It really is exactly that simple.
I have a strong belief that asking nosy questions is an incredibly rude thing to do, and I find it particularly appalling when person A asks person B to identify his or her sexual orientation. What could be more personal, and private, than what consenting adults do in their own bedrooms? For this reason, I don’t ask questions on this subject, nor do I tell (when asked). To ask would be rude, and to answer such a nosy question would be to encourage rudeness. I don’t wish to do either.
There is exactly one situation I can think of where person A needs such information from person B, and that is if person A wants to have sex with person B. Even then, though, are there not far better ways to begin a flirtatious conversation?
At a school where I used to teach, I co-sponsored a student-initiated GSA, or Gay-Straight Alliance. On the basis of this co-sponsorship, plus my wearing a rainbow-colored wristband, many assumed that I was gay. To make a statement about how such things do not matter, I refused to ever confirm, nor deny, such rumors. On Facebook, I didn’t answer the “interested in” questions, nor did my blog reveal my sexual orientation — until now.
At this time, having considered the ramifications carefully, I’ve decided it is time to come out. I’m teaching at a new school, and am no longer co-sponsoring a GSA. I’ve kept quiet on the subject of my own sexual orientation long enough to make my point. And, now, I’m going to make another point . . . by coming out, here and now.
Yes, world, I admit it . . . I am a raving heterosexual, and one who has finally decided to come out — as a straight person. I’m not ashamed of it; this is part of who I am. There may be some who do not approve of this, but I do not have to care what they think.
In case my point is escaping you, please consider what it is like for gays, lesbians, bisexuals, and others who don’t conform to society’s norms, to do what I just did. Imagine what it would be like, for “heteros,” if social pressure favored homosexuality, rather than heterosexuality. How many “straights,” in such a world, would be willing to risk being ostracized, losing their jobs, being shunned by former friends and family, etc., simply for admitting they have a preference for the other sex, rather than the same one? If you, yourself, are also straight, and lived in a gay-dominated world, would you have the courage to come out as one of “those people,” the “heteros,” with their allegedly-“disgusting” sexual practices?
It’s ridiculous that anybody has to think about such things. “Live and let live” is not too much to ask — of anyone.
The government is now deeply involved in the process of people getting into and out of marriages, but this was not always so. Marriage is simply an agreement — a contact — between at least two people. Or a person and a toaster, perhaps, for that doesn’t really hurt any of us, now, does it?
Churches do lots of weddings, and they’re used to this role. They can keep doing it the same way they have been, except for parts which involve government. Churches could issue marriage licenses; we don’t need the state doing it.
Now, of course, people shouldn’t be required to be religious, or pretend to be, to get married. Any organization or individual could issue marriage licenses.

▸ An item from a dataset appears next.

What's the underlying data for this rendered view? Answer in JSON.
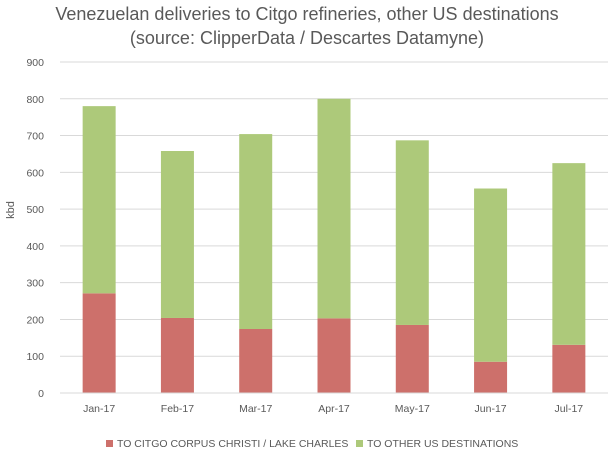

For that matter, we could simply have official recognition of people’s relationship statuses on Facebook.
Yes, I mean that. Why not?
It used to be really simple. There’s no good reason for it to have become so complicated. Let’s fix that, with separation of marriage and the state.
Now, at the same time, we will need to change certain other things. Right now, the state encourages people to marry, with varying tax rates for married and single people. I contend that this is not a proper role for the state. There should be no reward for marrying, nor should there be any kind of penalty. They’re our marriages, not the government’s. Government should simply have stayed out of such matters, and should get out of them now.